DROP TEST ANALYSIS OF 1/3 SCALE TK TYPE TRANSPORT AND STORAGE CASK

Safety of spent fuel dry storage system using casks is focused on in these days and this system is expected to be strongly increasing. The design of transport and storage cask for BWR spent fuels, named TK-69 and TK-52 were completed for Japanese utilities. Then, the 9m drop tests using 1/3 scale model for TK-69 were performed. The drop tests were performed with 4 different conditions such as horizontal, vertical, corner and slap-down drop test. The analyses for these conditions are performed with dynamic analysis code LS-DYNA in order to establish suitable analysis method on drop tests for TK type casks. The results of preliminary analysis for the drop tests show good agreement with experimental results concerning overall reaction of the cask such as maximum acceleration, maximum crush deformation of shock absorbing cover (SAC), etc. However, the analysis results does not express similar deformation mode to the experimental results.

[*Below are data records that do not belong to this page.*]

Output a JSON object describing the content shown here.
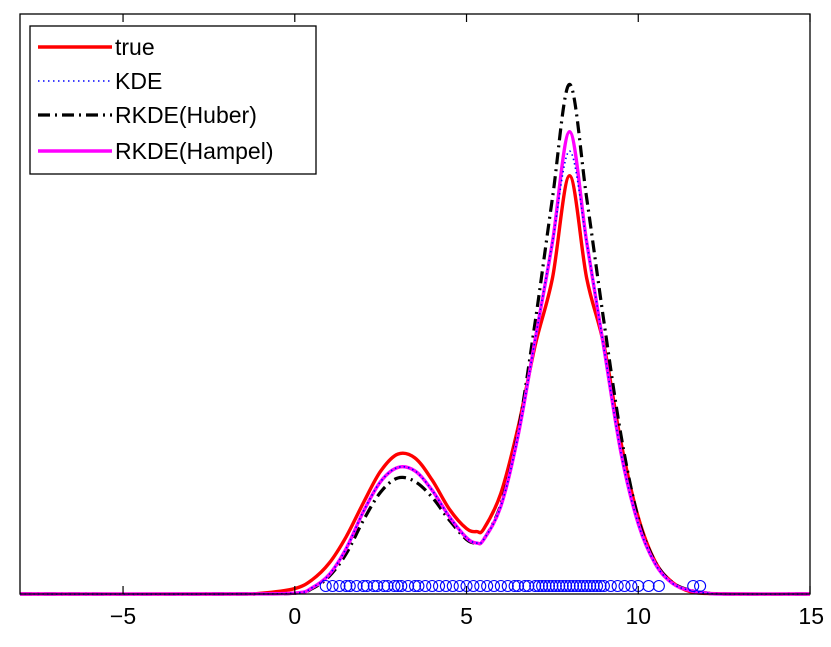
{
  "chart_data": {
    "type": "line",
    "title": "",
    "xlabel": "",
    "ylabel": "",
    "xlim": [
      -8,
      15
    ],
    "ylim": [
      0,
      0.33
    ],
    "x_ticks": [
      -5,
      0,
      5,
      10,
      15
    ],
    "x_tick_labels": [
      "−5",
      "0",
      "5",
      "10",
      "15"
    ],
    "y_ticks": [],
    "grid": false,
    "legend_position": "top-left",
    "series": [
      {
        "name": "true",
        "color": "#ff0000",
        "style": "solid",
        "x": [
          -8,
          -2,
          -1,
          0,
          0.5,
          1,
          1.5,
          2,
          2.5,
          3,
          3.5,
          4,
          4.5,
          5,
          5.3,
          5.5,
          6,
          6.5,
          7,
          7.5,
          8,
          8.5,
          9,
          9.5,
          10,
          10.5,
          11,
          11.5,
          12,
          13,
          15
        ],
        "y": [
          0,
          0,
          0.0004,
          0.0031,
          0.008,
          0.0175,
          0.0327,
          0.052,
          0.0699,
          0.0796,
          0.0774,
          0.0648,
          0.0483,
          0.0372,
          0.0355,
          0.037,
          0.0573,
          0.0947,
          0.1416,
          0.1795,
          0.238,
          0.1795,
          0.1416,
          0.0859,
          0.0437,
          0.0182,
          0.0065,
          0.0014,
          0.0003,
          0,
          0
        ]
      },
      {
        "name": "KDE",
        "color": "#0000ff",
        "style": "dotted",
        "x": [
          -8,
          -2,
          0,
          0.5,
          1,
          1.5,
          2,
          2.5,
          3,
          3.5,
          4,
          4.5,
          5,
          5.3,
          5.5,
          6,
          6.5,
          7,
          7.5,
          8,
          8.5,
          9,
          9.5,
          10,
          10.5,
          11,
          11.5,
          12,
          12.5,
          15
        ],
        "y": [
          0,
          0,
          0.0005,
          0.0035,
          0.011,
          0.026,
          0.047,
          0.064,
          0.072,
          0.07,
          0.059,
          0.044,
          0.032,
          0.029,
          0.031,
          0.05,
          0.09,
          0.145,
          0.2,
          0.252,
          0.2,
          0.14,
          0.08,
          0.04,
          0.017,
          0.006,
          0.002,
          0.0005,
          0,
          0
        ]
      },
      {
        "name": "RKDE(Huber)",
        "color": "#000000",
        "style": "dashdot",
        "x": [
          -8,
          -2,
          0,
          0.5,
          1,
          1.5,
          2,
          2.5,
          3,
          3.5,
          4,
          4.5,
          5,
          5.3,
          5.5,
          6,
          6.5,
          7,
          7.5,
          8,
          8.5,
          9,
          9.5,
          10,
          10.5,
          11,
          11.5,
          12,
          12.5,
          15
        ],
        "y": [
          0,
          0,
          0.0004,
          0.003,
          0.01,
          0.023,
          0.042,
          0.058,
          0.066,
          0.064,
          0.055,
          0.042,
          0.031,
          0.029,
          0.031,
          0.051,
          0.092,
          0.155,
          0.225,
          0.29,
          0.225,
          0.155,
          0.09,
          0.043,
          0.018,
          0.0065,
          0.0022,
          0.0006,
          0,
          0
        ]
      },
      {
        "name": "RKDE(Hampel)",
        "color": "#ff00ff",
        "style": "solid",
        "x": [
          -8,
          -2,
          0,
          0.5,
          1,
          1.5,
          2,
          2.5,
          3,
          3.5,
          4,
          4.5,
          5,
          5.3,
          5.5,
          6,
          6.5,
          7,
          7.5,
          8,
          8.5,
          9,
          9.5,
          10,
          10.5,
          11,
          11.5,
          12,
          12.5,
          15
        ],
        "y": [
          0,
          0,
          0.0005,
          0.0035,
          0.011,
          0.026,
          0.047,
          0.064,
          0.072,
          0.07,
          0.059,
          0.044,
          0.032,
          0.029,
          0.031,
          0.05,
          0.09,
          0.145,
          0.2,
          0.263,
          0.2,
          0.14,
          0.08,
          0.04,
          0.017,
          0.006,
          0.002,
          0.0005,
          0,
          0
        ]
      }
    ],
    "samples": {
      "color": "#0000ff",
      "marker": "circle",
      "x": [
        0.9,
        1.1,
        1.3,
        1.5,
        1.6,
        1.8,
        2.0,
        2.1,
        2.3,
        2.4,
        2.6,
        2.7,
        2.9,
        3.0,
        3.1,
        3.3,
        3.5,
        3.6,
        3.8,
        4.0,
        4.2,
        4.4,
        4.6,
        4.8,
        5.0,
        5.2,
        5.4,
        5.6,
        5.8,
        6.0,
        6.2,
        6.4,
        6.5,
        6.7,
        6.8,
        7.0,
        7.1,
        7.2,
        7.3,
        7.4,
        7.5,
        7.6,
        7.7,
        7.8,
        7.9,
        8.0,
        8.1,
        8.2,
        8.3,
        8.4,
        8.5,
        8.6,
        8.7,
        8.8,
        8.9,
        9.0,
        9.2,
        9.4,
        9.6,
        9.8,
        10.0,
        10.3,
        10.6,
        11.6,
        11.8
      ]
    }
  }
}
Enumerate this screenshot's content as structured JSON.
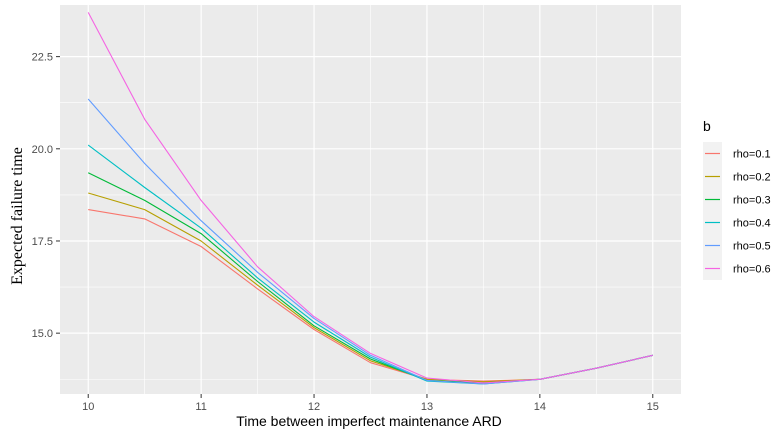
{
  "chart_data": {
    "type": "line",
    "xlabel": "Time between imperfect maintenance ARD",
    "ylabel": "Expected failure time",
    "xlim": [
      9.75,
      15.25
    ],
    "ylim": [
      13.35,
      23.9
    ],
    "x_ticks": [
      10,
      11,
      12,
      13,
      14,
      15
    ],
    "x_tick_labels": [
      "10",
      "11",
      "12",
      "13",
      "14",
      "15"
    ],
    "y_ticks": [
      15.0,
      17.5,
      20.0,
      22.5
    ],
    "y_tick_labels": [
      "15.0",
      "17.5",
      "20.0",
      "22.5"
    ],
    "grid": true,
    "legend": {
      "title": "b",
      "position": "right"
    },
    "x": [
      10,
      10.5,
      11,
      11.5,
      12,
      12.5,
      13,
      13.5,
      14,
      14.5,
      15
    ],
    "series": [
      {
        "name": "rho=0.1",
        "color": "#F8766D",
        "values": [
          18.35,
          18.1,
          17.35,
          16.2,
          15.1,
          14.2,
          13.75,
          13.7,
          13.75,
          14.05,
          14.4
        ]
      },
      {
        "name": "rho=0.2",
        "color": "#B79F00",
        "values": [
          18.8,
          18.35,
          17.5,
          16.3,
          15.15,
          14.25,
          13.75,
          13.68,
          13.75,
          14.05,
          14.4
        ]
      },
      {
        "name": "rho=0.3",
        "color": "#00BA38",
        "values": [
          19.35,
          18.6,
          17.7,
          16.4,
          15.2,
          14.3,
          13.72,
          13.65,
          13.75,
          14.05,
          14.4
        ]
      },
      {
        "name": "rho=0.4",
        "color": "#00BFC4",
        "values": [
          20.1,
          18.95,
          17.85,
          16.5,
          15.3,
          14.35,
          13.7,
          13.62,
          13.75,
          14.05,
          14.4
        ]
      },
      {
        "name": "rho=0.5",
        "color": "#619CFF",
        "values": [
          21.35,
          19.6,
          18.05,
          16.65,
          15.4,
          14.4,
          13.72,
          13.62,
          13.75,
          14.05,
          14.4
        ]
      },
      {
        "name": "rho=0.6",
        "color": "#F564E3",
        "values": [
          23.7,
          20.8,
          18.6,
          16.8,
          15.45,
          14.45,
          13.78,
          13.65,
          13.75,
          14.05,
          14.4
        ]
      }
    ]
  }
}
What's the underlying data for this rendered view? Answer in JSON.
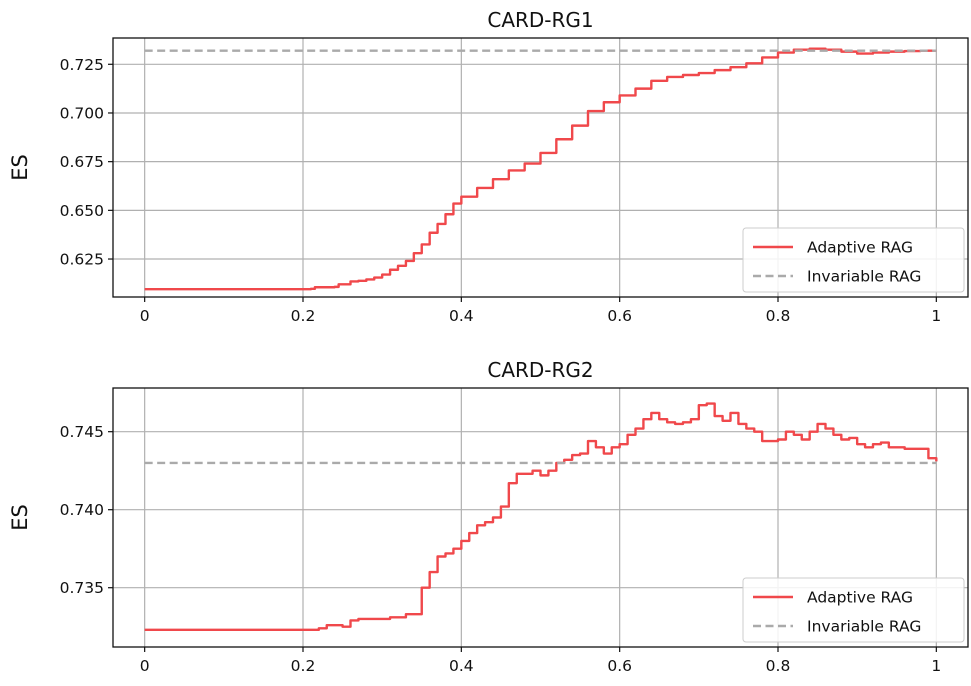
{
  "chart_data": [
    {
      "type": "line",
      "title": "CARD-RG1",
      "xlabel": "",
      "ylabel": "ES",
      "xlim": [
        -0.04,
        1.04
      ],
      "ylim": [
        0.6055,
        0.7385
      ],
      "xticks": [
        0,
        0.2,
        0.4,
        0.6,
        0.8,
        1
      ],
      "xtick_labels": [
        "0",
        "0.2",
        "0.4",
        "0.6",
        "0.8",
        "1"
      ],
      "yticks": [
        0.625,
        0.65,
        0.675,
        0.7,
        0.725
      ],
      "ytick_labels": [
        "0.625",
        "0.650",
        "0.675",
        "0.700",
        "0.725"
      ],
      "grid": true,
      "legend_position": "lower-right",
      "series": [
        {
          "name": "Adaptive RAG",
          "color": "#f0484b",
          "style": "solid",
          "x": [
            0,
            0.1,
            0.2,
            0.21,
            0.215,
            0.24,
            0.245,
            0.26,
            0.27,
            0.28,
            0.29,
            0.3,
            0.31,
            0.32,
            0.33,
            0.34,
            0.35,
            0.36,
            0.37,
            0.38,
            0.39,
            0.4,
            0.42,
            0.44,
            0.46,
            0.48,
            0.5,
            0.52,
            0.54,
            0.56,
            0.58,
            0.6,
            0.62,
            0.64,
            0.66,
            0.68,
            0.7,
            0.72,
            0.74,
            0.76,
            0.78,
            0.8,
            0.82,
            0.84,
            0.85,
            0.86,
            0.88,
            0.9,
            0.92,
            0.94,
            0.96,
            0.98,
            1.0
          ],
          "y": [
            0.6095,
            0.6095,
            0.6095,
            0.6097,
            0.6105,
            0.6107,
            0.612,
            0.6135,
            0.6138,
            0.6145,
            0.6155,
            0.617,
            0.6195,
            0.6215,
            0.624,
            0.628,
            0.6325,
            0.6385,
            0.643,
            0.648,
            0.6535,
            0.657,
            0.6615,
            0.666,
            0.6705,
            0.674,
            0.6795,
            0.6865,
            0.6935,
            0.701,
            0.7055,
            0.709,
            0.7125,
            0.7165,
            0.7185,
            0.7195,
            0.7205,
            0.722,
            0.7235,
            0.7255,
            0.7285,
            0.731,
            0.7325,
            0.733,
            0.733,
            0.7325,
            0.7315,
            0.7305,
            0.731,
            0.7315,
            0.7318,
            0.732,
            0.732
          ]
        },
        {
          "name": "Invariable RAG",
          "color": "#aaaaaa",
          "style": "dashed",
          "x": [
            0,
            1
          ],
          "y": [
            0.732,
            0.732
          ]
        }
      ]
    },
    {
      "type": "line",
      "title": "CARD-RG2",
      "xlabel": "",
      "ylabel": "ES",
      "xlim": [
        -0.04,
        1.04
      ],
      "ylim": [
        0.7312,
        0.7478
      ],
      "xticks": [
        0,
        0.2,
        0.4,
        0.6,
        0.8,
        1
      ],
      "xtick_labels": [
        "0",
        "0.2",
        "0.4",
        "0.6",
        "0.8",
        "1"
      ],
      "yticks": [
        0.735,
        0.74,
        0.745
      ],
      "ytick_labels": [
        "0.735",
        "0.740",
        "0.745"
      ],
      "grid": true,
      "legend_position": "lower-right",
      "series": [
        {
          "name": "Adaptive RAG",
          "color": "#f0484b",
          "style": "solid",
          "x": [
            0,
            0.1,
            0.2,
            0.22,
            0.23,
            0.25,
            0.26,
            0.27,
            0.29,
            0.31,
            0.33,
            0.34,
            0.35,
            0.36,
            0.37,
            0.38,
            0.39,
            0.4,
            0.41,
            0.42,
            0.43,
            0.44,
            0.45,
            0.46,
            0.47,
            0.48,
            0.49,
            0.5,
            0.51,
            0.52,
            0.53,
            0.54,
            0.55,
            0.56,
            0.57,
            0.58,
            0.59,
            0.6,
            0.61,
            0.62,
            0.63,
            0.64,
            0.65,
            0.66,
            0.67,
            0.68,
            0.69,
            0.7,
            0.71,
            0.72,
            0.73,
            0.74,
            0.75,
            0.76,
            0.77,
            0.78,
            0.79,
            0.8,
            0.81,
            0.82,
            0.83,
            0.84,
            0.85,
            0.86,
            0.87,
            0.88,
            0.89,
            0.9,
            0.91,
            0.92,
            0.93,
            0.94,
            0.95,
            0.96,
            0.97,
            0.98,
            0.99,
            1.0
          ],
          "y": [
            0.7323,
            0.7323,
            0.7323,
            0.7324,
            0.7326,
            0.7325,
            0.7329,
            0.733,
            0.733,
            0.7331,
            0.7333,
            0.7333,
            0.735,
            0.736,
            0.737,
            0.7372,
            0.7375,
            0.738,
            0.7385,
            0.739,
            0.7392,
            0.7395,
            0.7402,
            0.7417,
            0.7423,
            0.7423,
            0.7425,
            0.7422,
            0.7425,
            0.743,
            0.7432,
            0.7435,
            0.7436,
            0.7444,
            0.744,
            0.7436,
            0.744,
            0.7442,
            0.7448,
            0.7452,
            0.7458,
            0.7462,
            0.7458,
            0.7456,
            0.7455,
            0.7456,
            0.7458,
            0.7467,
            0.7468,
            0.746,
            0.7457,
            0.7462,
            0.7455,
            0.7452,
            0.745,
            0.7444,
            0.7444,
            0.7445,
            0.745,
            0.7448,
            0.7445,
            0.745,
            0.7455,
            0.7452,
            0.7448,
            0.7445,
            0.7446,
            0.7442,
            0.744,
            0.7442,
            0.7443,
            0.744,
            0.744,
            0.7439,
            0.7439,
            0.7439,
            0.7433,
            0.7431
          ]
        },
        {
          "name": "Invariable RAG",
          "color": "#aaaaaa",
          "style": "dashed",
          "x": [
            0,
            1
          ],
          "y": [
            0.743,
            0.743
          ]
        }
      ]
    }
  ]
}
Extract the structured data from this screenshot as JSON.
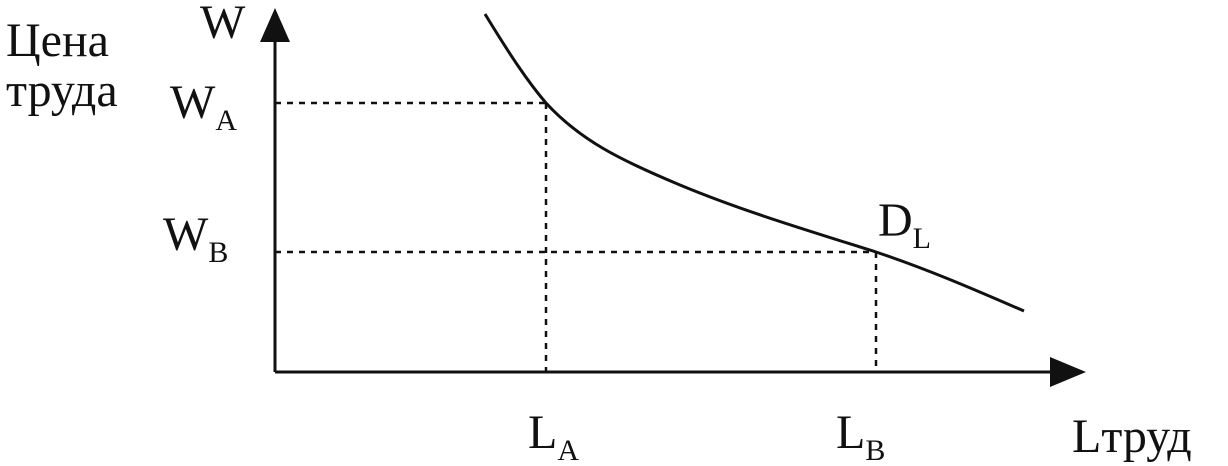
{
  "axes": {
    "y_title_line1": "Цена",
    "y_title_line2": "труда",
    "y_symbol": "W",
    "x_symbol": "Lтруд"
  },
  "points": {
    "wa_main": "W",
    "wa_sub": "A",
    "wb_main": "W",
    "wb_sub": "B",
    "la_main": "L",
    "la_sub": "A",
    "lb_main": "L",
    "lb_sub": "B"
  },
  "curve": {
    "label_main": "D",
    "label_sub": "L"
  },
  "colors": {
    "ink": "#111111",
    "background": "#ffffff"
  }
}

It was suspected that this difference was caused by the different behavior of wood brocks of the SAC in the analysis. Wood block which is installed in the compartments of SAC is normally combined with separated several parts, and these parts may slide each other during the SAC's deforming. Therefore, for simulating the deformation mode of the experimental drop test more accurately, it is necessary that wood blocks should be modeled as similar separated parts, and friction coefficient of contact surface between these parts should be applied to allow sliding. By applying these assumptions to the analysis, the better agreement concerning deformation mode of SAC can be obtained. Therefore, an existing analysis method is good for the evaluation of overall reaction of 9m drop tests. But if more precise deformation mode of SAC is required, additional consideration mentioned above is necessary. In both analyses, the results have a good agreement with the experimental drop tests of TK type casks concerning such as the maximum acceleration and the maximum crush deformation of SAC.